Faire débattre, débattre, mathématiser.
- Les énoncés des élèves doivent être clairs pour tous,
particulièrement, en situation de débat ou de mise en commun.
- Distinguons affirmations, règles (expérimentales)
et théorèmes. Mettons en doute, demandons des argumentations, des preuves.
Apportons pour cela une terminologie adaptée (hypothèse, conjecture, loi,
preuve, théorème, résultat).
Orienter, faciliter et valider la recherche.
- Informons le chercheur et décidons ensemble de certaines
consignes et orientations. Expliquons aux élèves pourquoi (enlisement, déviation,
évitement, absence de vérification, langage inadapté,...)

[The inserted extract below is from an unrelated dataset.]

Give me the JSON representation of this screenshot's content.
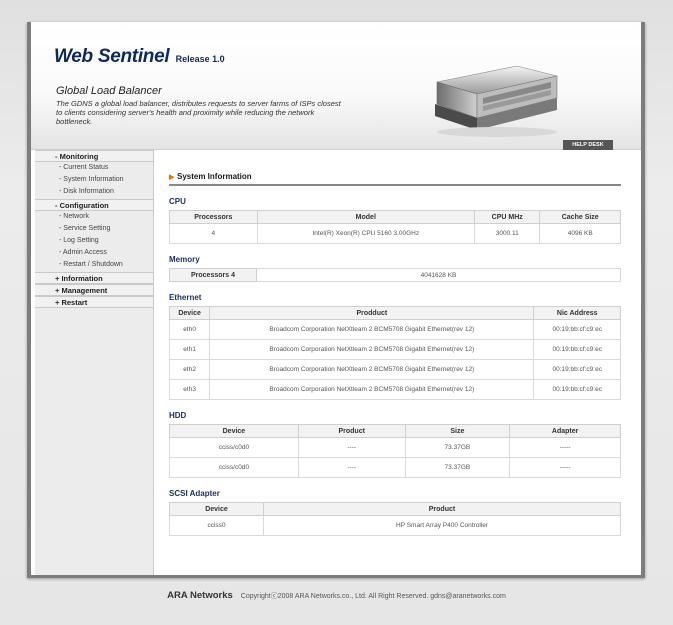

- Faisons comprendre et apprendre le fonctionnement
des outils institutionnels utilisés (sans que les élèves y perdent leur motivation
ni le contrôle de leur démarche).
- Avec l'aide éventuelle du chercheur, validons les
résultats de la recherche, donnons leur un statut mathématique. On discutera
en particulier :
- l'exactitude du vocabulaire utilisé,
- la cohérence des argumentations avec le but
formulé,
- la validité des preuves, des définitions et
des autres résultats,
- la pertinence des savoirs mis en jeu,
- la correspondance des résultats avec les objectifs
poursuivis.
Aider, apprendre (fournir des outils).
- Répondons à la demande des élèves quant aux outils
et aux documents tout en restant prudent : attention à ne pas "tuer"
la recherche, à ne pas créer d'obstacles pour la compréhension de l'objet
de recherche (qui ne serait vu qu'à travers le prisme de l'outil) ou pour
la compréhension de l'outil lui-même (qui deviendrait un attribut de l'objet
de recherche sans acquérir pour les élèves une fonction autonome).
- Comme en classe, c'est au maître de prévoir et de
surmonter les difficultés liées à l'emploi d'un outil. A la différence de
la classe, ce sont les élèves qui formulent leur demande (« Nous avons besoin
de quelque chose qui ferait cela...»). Il sera préférable d'apporter les outils
de manière décontextualisée et officielle, en expliquant leur fonction et
leur technique, mais sans se prononcer sur leur pertinence pour la recherche
en cours.
Repères pour
le chercheur
S'informer. Concevoir et présenter des sujets. Motiver.
- Quels sont les intérêts et les attentes des enseignants
et des élèves ? Quels sont les outils vraiment disponibles pour eux ? (Les
jeunes sont à la fois très intelligents et très ignorants !)
- Les sujets doivent avoir du sens pour les jeunes.
Avec l'aide de l'enseignant, il s'agit de s'adresser à tous (thèmes et cadres
variés), et de séduire : problématiques vastes, actuelles, "naturelles",
abordables (au moins une piste exploratoire immédiate), vocabulaire courant,
exposé vivant...
Encourager, donner confiance, déculpabiliser.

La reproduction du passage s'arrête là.